In de verkenning worden eerst de kaders van de OCW-visie op toezicht uiteen gezet, daarna wordt kort
aangegeven hoe het toezicht geregeld is binnen de sector archeologie om uiteindelijk antwoord te
geven op de vraag of de handhavingsmiddelen van de sector archeologie meer nuance behoeven. Ik doe
de volgende constateringen:
- Er is al veel gebeurd op het gebied van interventiestrategie in de archeologiesector. Echter, de
interventiestrategie is nog niet op alle voorschriften uitputtend toegepast.
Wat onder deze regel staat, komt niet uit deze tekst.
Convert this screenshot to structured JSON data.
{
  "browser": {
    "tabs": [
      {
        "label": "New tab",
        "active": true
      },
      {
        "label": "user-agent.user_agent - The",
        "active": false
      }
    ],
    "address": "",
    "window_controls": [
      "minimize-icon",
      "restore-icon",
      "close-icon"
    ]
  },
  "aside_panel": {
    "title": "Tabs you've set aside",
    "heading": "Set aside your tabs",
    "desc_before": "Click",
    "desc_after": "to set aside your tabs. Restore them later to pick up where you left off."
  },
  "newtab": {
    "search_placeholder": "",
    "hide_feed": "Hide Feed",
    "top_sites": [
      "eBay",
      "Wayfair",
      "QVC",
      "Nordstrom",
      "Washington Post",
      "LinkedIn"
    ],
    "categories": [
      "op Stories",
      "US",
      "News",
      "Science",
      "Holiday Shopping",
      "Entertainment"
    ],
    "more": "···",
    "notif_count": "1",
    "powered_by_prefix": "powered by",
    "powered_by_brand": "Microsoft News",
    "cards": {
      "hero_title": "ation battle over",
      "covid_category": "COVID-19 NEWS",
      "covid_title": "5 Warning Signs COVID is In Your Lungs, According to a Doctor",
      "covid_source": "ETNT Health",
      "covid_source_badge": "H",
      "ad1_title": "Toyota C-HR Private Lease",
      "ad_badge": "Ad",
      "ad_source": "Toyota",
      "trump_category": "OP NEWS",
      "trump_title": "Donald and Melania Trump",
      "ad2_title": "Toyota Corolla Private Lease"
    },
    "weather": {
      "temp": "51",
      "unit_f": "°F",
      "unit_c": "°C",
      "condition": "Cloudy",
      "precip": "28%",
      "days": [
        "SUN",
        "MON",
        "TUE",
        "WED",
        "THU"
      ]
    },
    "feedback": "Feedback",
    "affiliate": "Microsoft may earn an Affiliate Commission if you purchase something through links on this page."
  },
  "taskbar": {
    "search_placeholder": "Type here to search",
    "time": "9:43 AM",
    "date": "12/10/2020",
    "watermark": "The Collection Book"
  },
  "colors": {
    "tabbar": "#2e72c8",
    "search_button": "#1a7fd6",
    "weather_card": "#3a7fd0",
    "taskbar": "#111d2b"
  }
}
Zo is een aantal
vergunningvoorschriften nieuw en wordt het enige harde middel, het intrekken van de
opgravingsvergunning, beperkt tot niet toegepast.
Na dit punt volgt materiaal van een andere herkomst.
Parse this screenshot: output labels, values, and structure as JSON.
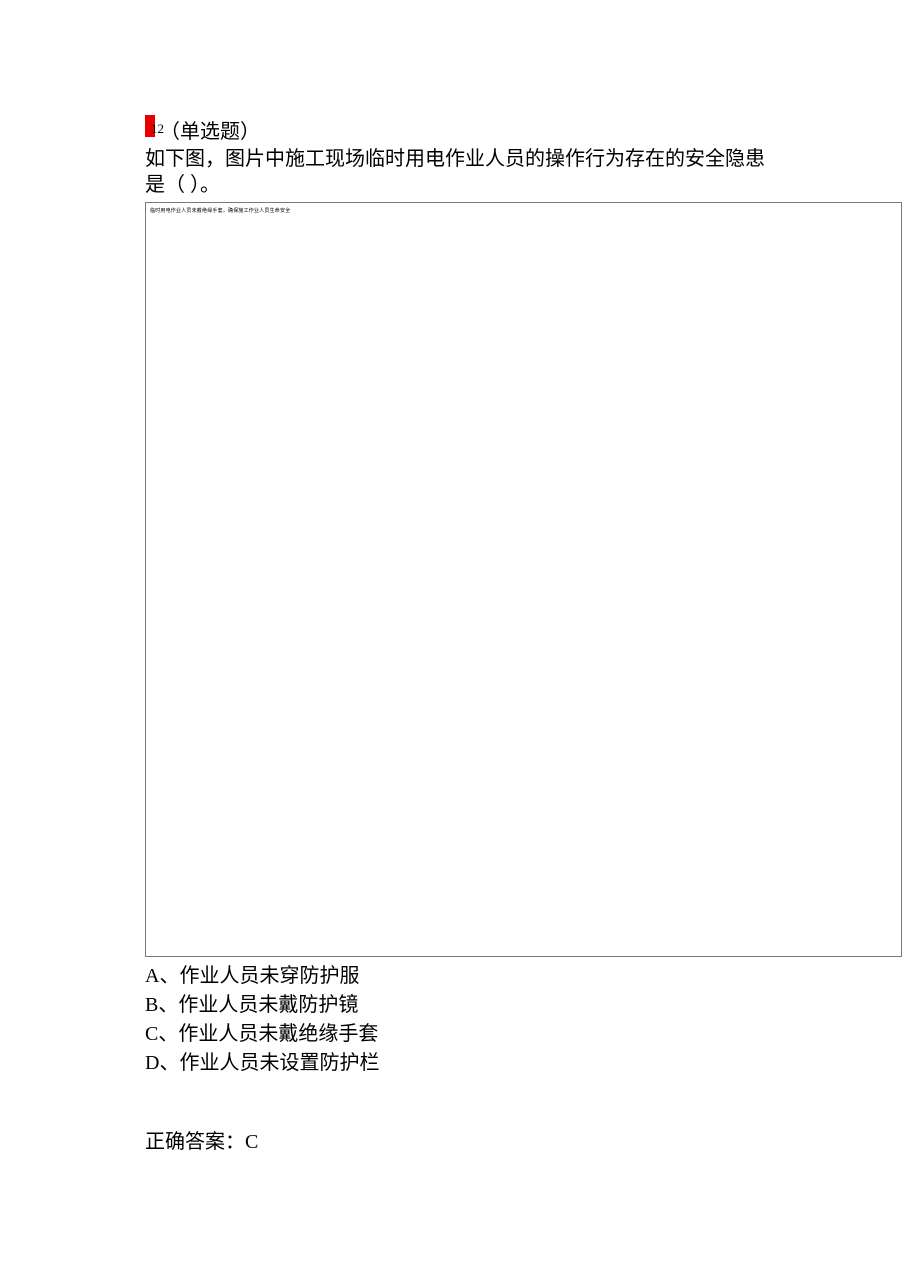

- Ik stel vast dat de sector meer baat heeft bij het reeds ter beschikking staande interventie
instrumentarium vaker en beter toe te passen, dan bij uitbreiding daarvan met andere sanctie-
instrumenten zoals de bestuurlijke boete.
- Dit betekent wel dat als, na herhaaldelijke waarschuwingen en verscherpt toezicht, de
vergunningvoorschriften en de kwaliteitsnorm zoals door sector zelf opgesteld nog steeds niet
nagekomen worden, er daadwerkelijk overgegaan zal worden tot het intrekken van de vergunning.
Ministerie van Onderwijs, Cultuur en Wetenschap
Rijnstraat 50, Postbus 16375, 2500 BJ Den Haag T +31-70-412 3456 F +31-70-412 3450 W www.minocw.nl
blad 2/2
Gelet op bovenstaande constateringen ben ik van mening dat er vooralsnog geen noodzaak is tot
uitbreiding van het huidige interventie-instrumentarium met de bestuurlijke boete. Bovendien is de
bestuurlijke boete qua aard zodanig dat er geen herstel mee wordt beoogd. Ook maakt het opleggen
van een bestuurlijke boete de overtreding niet ongedaan. Dat staat haaks op het bestuursrechtelijke
uitgangspunt dat waar kan worden hersteld, dat ook moet gebeuren. Het heeft zodoende vooral waarde
in situaties waarin handhaving door middel van het opleggen van herstelsanctie zonder meer of
praktisch niet mogelijk is.
In het kader van de evaluatie Wet archeologische monumentenzorg, zal ik het toezicht en de
handhaving in de archeologiesector evalueren. Als ook na het volledig toepassen van het bestaande
interventie-instrumentarium de noodzaak voor meer nuance in het handhavingsbeleid blijkt, zal ik u
voorstellen doen voor uitbreiding van dit instrumentarium. De Wet archeologische monumentenzorg
zal binnen vier jaar na inwerkingtreding worden geëvalueerd zoals toegezegd aan uw Kamer.
Met deze brief voldoe ik aan de toezegging aan u gedaan op 30 maart 2006 tijdens het overleg over de
Wet op de archeologische monumentenzorg.